La révélation de la charité
Jean RODHAIN, « La révélation de la charité », La Croix, 7 novembre 1959.
La révélation de la charité
« Si un frère ou une sœur sont dans la nudité et n'ont pas ce qui leur est nécessaire chaque jour de nourriture et que l'un de vous leur dise: « allez en paix, chauffez-vous et vous rassasiez » sans leur donner ce qui est nécessaire à leur corps, à quoi cela sert-il ? Il en est de même de la foi : si elle n'a pas les œuvres, elle est MORTE. » Jacques II,15.
• Le frère dans la nudité, c'est celui du camp des regroupés dans l'Aurès.
• La sœur sans nourriture, c'est la réfugiée arrivant de Berlin-Est.
• Le frère nu, c'est le sinistré de Madagascar.
• La sœur sans le strict nécessaire, c'est la petite vieille du 4ème gauche, qui ne demande rien.
• Le frère sans vêtement, c'est ce comptable chômeur qui fait la queue à la porte du vestiaire paroissial : il n'est pas nu, certes, mais il sait d'expérience qu'on ne l'embauchera pas tant qu'il portera ce veston rapiécé.
• La sœur sans pain est partout : sur votre chemin et dans le métro. Elle est assise à votre propre table. Inlassablement elle vous regarde le jour. Et la nuit, quand vous ne dormez pas, elle vous regarde encore avec ses grands yeux vides.
Cette sœur sans pain, elle a un nom : c'est votre foi. Si elle n'a pas dans ses mains le pain de vos œuvres, elle est morte. Saint Jacques l'avait dit.
Voilà, me direz-vous, la Révélation de la Charité. Non pas : ce n'est que la révélation de la Misère. C'est déjà une lumière. Ce riche de l'Évangile avait la foi, mais n’avait pas cette clarté-là. Car il n'avait jamais vu, sous son escalier, ce pauvre Lazare, et tout simplement parce qu'il ne l'avait jamais regardé.

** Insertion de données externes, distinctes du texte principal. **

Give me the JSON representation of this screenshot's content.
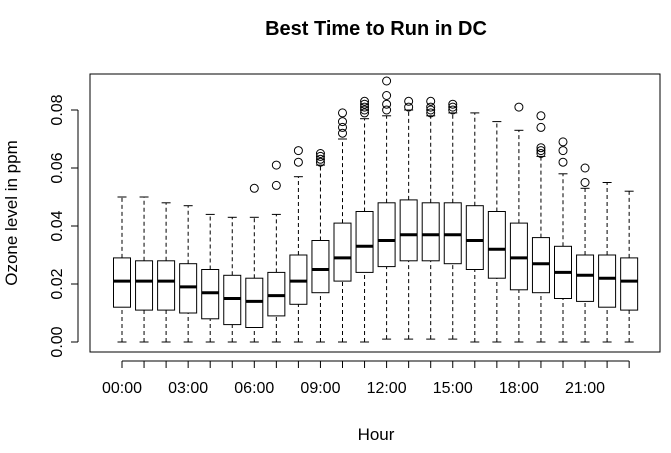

La révélation de la misère est la première découverte de la Charité. Mais ce n'est point la seule.
Ouvrez un chantier de Charité, et vous verrez surgir aussitôt des collaborateurs inattendus.
Entreprenez une quelconque collecte de charbon, ou une Cité-Secours, ou une Campagne des vieillards, et vous verrez se présenter des bonnes volontés candidates au travail. Ils et elles ne viennent pas toujours de "la Paroisse". Ils sont souvent inattendus. Ce sont des gens qui passaient jusqu'ici pour éloignés, ou hostiles, ou fermés, ou simplement secrets.
Elle existait en leur cœur cette charité pour le frère, mais endormie et ankylosée. Il y avait, caché, déposé par le Divin Moissonneur ce grain qui est déjà une grâce et qui n'attendait pour germer que le rayon de soleil de l'occasion : cette autre grâce ...
C'est le cortège de ceux qui arrivent toujours, depuis vingt siècles, des rivages de Tibériade et des chemins de Galilée, pour venir enfin, radieux, vous avouer : "Personne jusqu'ici, personne ne nous avait jamais embauchés".
Au fond pour tous les responsables d'un travail de Charité, une des plus vraies joies, c'est de rencontrer ce cortège-là dès que vous ouvrez un chantier de Charité.
Le Secours Catholique en face des misères de 1945 a peut-être commencé par n'être qu'une vaste épicerie : j'en conviens maintenant sans rougir.
Seulement, à côté des spécialistes de l'apostolat, on a vu surgir ceux qu'on attendait pas et qui n'avaient peut-être qu'une vocation quasi diaconale. Ca s'était déjà vu dans les débuts de l'Église, et ça ne lui avait pas si mal réussi.
La découverte de ces milliers de disponibles a conduit cette épicerie primitive vers un travail de pédagogie : la réhabilitation de la charité et des œuvres de charité indispensables à l'Église.
Et cette Journée Nationale du Dimanche 15 Novembre, si elle est une Journée de quête, devient peu à peu aussi autre chose en plus : c'est la communauté paroissiale tout entière regardant la misère proche et lointaine et priant pour que soit révélée la véritable Charité.
Car le chemin qui passe par le frère conduit parfois jusqu'à Celui qui marche près de lui, si doucement qu'on ne l'entend même pas. Et c'est finalement la véritable révélation de la vraie Charité.